Catholic apologist Mark Shea offers this insight:
Quote:"...the biblical authors are themselves struggling to understand the meaning of the revelation they themselves reveal. One of the things they struggle with is how to describe the relationship of God with the sin and evil we commit. On the one hand, they know God is sovereign. On the other hand, they know he is good. And so one of the ways the ancient Israelite mind speaks is of God "hardening" Pharaoh's heart. But we must always read such texts in light of the fullness of revelation we have received in Christ, which shows us that God never ever wills for any person to do evil and never compels anybody to do what is sinful:
Let no one say when he is tempted, “I am tempted by God”; for God cannot be tempted with evil and he himself tempts no one; but each person is tempted when he is lured and enticed by his own desire. Then desire when it has conceived gives birth to sin; and sin when it is full-grown brings forth death. (James 1:13-15).
So Exodus is not saying, "God needed a villain for the story of Exodus, so he magicked Pharaoh, who was actually a really nice guy, into hardening his heart, like in those movies when an evil magician turns somebody into a zombie who does horrible things against his will, or when Jean-Luc Picard is taken over by the Borg and can't stop himself from destroying the Federation fleet." God never wills evil and never wills that we do it either.

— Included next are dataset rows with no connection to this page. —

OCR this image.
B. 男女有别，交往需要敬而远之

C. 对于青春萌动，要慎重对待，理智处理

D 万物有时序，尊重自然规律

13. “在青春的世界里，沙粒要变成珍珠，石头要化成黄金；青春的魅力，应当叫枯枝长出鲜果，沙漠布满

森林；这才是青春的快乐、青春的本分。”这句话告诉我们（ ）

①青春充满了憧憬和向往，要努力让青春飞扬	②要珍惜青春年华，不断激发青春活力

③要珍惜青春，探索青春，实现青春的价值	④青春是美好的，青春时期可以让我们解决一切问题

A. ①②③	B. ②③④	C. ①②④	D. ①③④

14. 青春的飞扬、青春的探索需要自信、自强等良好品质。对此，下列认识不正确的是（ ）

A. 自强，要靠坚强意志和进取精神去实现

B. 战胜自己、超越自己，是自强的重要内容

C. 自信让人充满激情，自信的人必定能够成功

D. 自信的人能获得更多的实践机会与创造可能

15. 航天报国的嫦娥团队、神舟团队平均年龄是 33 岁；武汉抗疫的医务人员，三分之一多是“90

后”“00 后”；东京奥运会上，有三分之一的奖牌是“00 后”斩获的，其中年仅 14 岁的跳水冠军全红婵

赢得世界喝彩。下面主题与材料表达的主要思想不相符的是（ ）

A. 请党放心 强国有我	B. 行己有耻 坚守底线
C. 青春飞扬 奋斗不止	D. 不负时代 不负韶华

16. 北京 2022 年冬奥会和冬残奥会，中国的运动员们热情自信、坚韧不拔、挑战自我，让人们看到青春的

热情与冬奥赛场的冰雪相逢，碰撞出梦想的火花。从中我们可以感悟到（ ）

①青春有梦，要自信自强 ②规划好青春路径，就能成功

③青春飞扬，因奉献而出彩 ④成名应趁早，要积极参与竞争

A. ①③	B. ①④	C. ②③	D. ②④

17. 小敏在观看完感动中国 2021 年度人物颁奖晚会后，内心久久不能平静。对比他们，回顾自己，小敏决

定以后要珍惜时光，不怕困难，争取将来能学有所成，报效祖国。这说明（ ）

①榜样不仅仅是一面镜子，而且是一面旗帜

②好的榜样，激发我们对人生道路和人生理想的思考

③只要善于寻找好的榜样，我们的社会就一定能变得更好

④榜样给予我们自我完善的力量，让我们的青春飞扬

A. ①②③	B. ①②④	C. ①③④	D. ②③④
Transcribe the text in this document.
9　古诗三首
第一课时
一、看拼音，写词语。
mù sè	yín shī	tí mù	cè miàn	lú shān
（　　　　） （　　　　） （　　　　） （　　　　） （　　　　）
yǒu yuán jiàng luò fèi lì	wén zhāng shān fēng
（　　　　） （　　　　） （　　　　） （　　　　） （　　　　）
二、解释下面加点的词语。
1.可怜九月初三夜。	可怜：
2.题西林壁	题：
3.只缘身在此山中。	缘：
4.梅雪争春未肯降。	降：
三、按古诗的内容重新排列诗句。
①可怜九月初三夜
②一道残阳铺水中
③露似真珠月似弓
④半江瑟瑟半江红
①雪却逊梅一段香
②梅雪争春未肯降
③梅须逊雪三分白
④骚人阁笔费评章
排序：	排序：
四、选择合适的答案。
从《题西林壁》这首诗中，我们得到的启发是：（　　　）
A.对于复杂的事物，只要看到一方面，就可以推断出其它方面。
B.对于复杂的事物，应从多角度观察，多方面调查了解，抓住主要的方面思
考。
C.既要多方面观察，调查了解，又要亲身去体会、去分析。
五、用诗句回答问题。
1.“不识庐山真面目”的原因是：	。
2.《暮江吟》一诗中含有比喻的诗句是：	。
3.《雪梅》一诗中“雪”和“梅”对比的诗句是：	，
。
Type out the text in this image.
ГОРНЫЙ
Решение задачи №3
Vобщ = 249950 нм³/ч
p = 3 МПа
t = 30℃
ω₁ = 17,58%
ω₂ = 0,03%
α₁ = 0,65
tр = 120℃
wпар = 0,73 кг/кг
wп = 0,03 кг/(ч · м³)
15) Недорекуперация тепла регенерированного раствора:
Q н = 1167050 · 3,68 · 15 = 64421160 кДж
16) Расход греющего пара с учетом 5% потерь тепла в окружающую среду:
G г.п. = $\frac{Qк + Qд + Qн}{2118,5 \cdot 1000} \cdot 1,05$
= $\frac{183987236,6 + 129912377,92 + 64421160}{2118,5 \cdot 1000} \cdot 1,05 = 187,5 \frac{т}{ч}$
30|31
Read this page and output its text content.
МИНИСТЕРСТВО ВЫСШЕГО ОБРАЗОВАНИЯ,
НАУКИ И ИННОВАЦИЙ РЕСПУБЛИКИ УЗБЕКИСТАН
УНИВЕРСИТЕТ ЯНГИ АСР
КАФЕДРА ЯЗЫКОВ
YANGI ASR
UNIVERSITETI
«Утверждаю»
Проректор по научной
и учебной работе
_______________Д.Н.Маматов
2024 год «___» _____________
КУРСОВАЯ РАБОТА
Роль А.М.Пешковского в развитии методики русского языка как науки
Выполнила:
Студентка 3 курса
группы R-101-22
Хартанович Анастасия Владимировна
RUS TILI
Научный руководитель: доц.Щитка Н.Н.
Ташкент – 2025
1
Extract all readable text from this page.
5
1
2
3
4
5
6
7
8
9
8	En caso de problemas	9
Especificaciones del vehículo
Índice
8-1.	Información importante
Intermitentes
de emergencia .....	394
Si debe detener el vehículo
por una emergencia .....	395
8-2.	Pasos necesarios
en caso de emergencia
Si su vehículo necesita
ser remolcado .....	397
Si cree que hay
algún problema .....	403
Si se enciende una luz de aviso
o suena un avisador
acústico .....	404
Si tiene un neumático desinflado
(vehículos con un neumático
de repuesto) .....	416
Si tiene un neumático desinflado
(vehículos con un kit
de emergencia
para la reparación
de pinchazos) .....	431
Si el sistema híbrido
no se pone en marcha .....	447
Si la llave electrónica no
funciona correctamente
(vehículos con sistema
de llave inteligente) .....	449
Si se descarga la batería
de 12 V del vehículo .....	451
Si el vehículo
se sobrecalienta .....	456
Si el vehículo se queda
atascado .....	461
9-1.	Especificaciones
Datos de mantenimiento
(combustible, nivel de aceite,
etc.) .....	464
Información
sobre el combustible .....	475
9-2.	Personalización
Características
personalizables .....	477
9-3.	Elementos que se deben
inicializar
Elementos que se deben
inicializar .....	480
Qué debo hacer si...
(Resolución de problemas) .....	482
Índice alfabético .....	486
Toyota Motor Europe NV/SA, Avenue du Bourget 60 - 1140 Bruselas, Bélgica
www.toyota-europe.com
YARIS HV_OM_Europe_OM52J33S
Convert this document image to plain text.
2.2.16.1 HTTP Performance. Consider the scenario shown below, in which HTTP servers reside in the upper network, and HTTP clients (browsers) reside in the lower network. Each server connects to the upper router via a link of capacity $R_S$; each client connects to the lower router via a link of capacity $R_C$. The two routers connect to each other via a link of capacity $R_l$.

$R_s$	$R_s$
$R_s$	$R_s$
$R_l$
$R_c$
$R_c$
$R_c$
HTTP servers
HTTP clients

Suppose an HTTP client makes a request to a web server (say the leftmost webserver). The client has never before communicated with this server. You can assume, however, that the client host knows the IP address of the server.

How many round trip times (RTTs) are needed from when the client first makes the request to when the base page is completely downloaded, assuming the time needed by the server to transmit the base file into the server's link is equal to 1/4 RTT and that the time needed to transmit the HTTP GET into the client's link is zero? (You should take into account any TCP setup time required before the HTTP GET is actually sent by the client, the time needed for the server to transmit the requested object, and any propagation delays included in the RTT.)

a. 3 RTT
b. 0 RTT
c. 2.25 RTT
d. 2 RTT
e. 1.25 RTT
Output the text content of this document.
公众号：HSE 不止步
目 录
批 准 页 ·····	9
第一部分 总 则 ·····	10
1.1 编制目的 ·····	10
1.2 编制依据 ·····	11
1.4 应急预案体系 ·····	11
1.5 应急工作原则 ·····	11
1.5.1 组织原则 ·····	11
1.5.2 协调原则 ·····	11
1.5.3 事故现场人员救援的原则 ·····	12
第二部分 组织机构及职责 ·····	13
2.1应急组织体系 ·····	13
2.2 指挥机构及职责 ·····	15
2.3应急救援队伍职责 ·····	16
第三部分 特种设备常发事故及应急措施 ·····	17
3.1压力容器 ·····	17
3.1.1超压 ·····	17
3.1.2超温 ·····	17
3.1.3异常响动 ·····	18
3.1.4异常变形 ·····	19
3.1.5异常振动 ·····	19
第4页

So what is Exodus getting at? Well, it's getting at the fact that God, not we, is the center of the story and that he will go on being and doing what he is and does. There's no point in the wet clay telling the fire to change its nature. Fire will go on being and doing what it is and does, and our God is a consuming fire. If the wet clay willfully confronts the fire, the wet clay will become hard, not because the fire is putting mind control whammy on the clay, but because the fire is what it is. Pharaoh's heart is hardened by his confrontation with God, not because God gave him no chance to repent, but despite the fact that God gave him ten chances to repent and he willfully refused each time."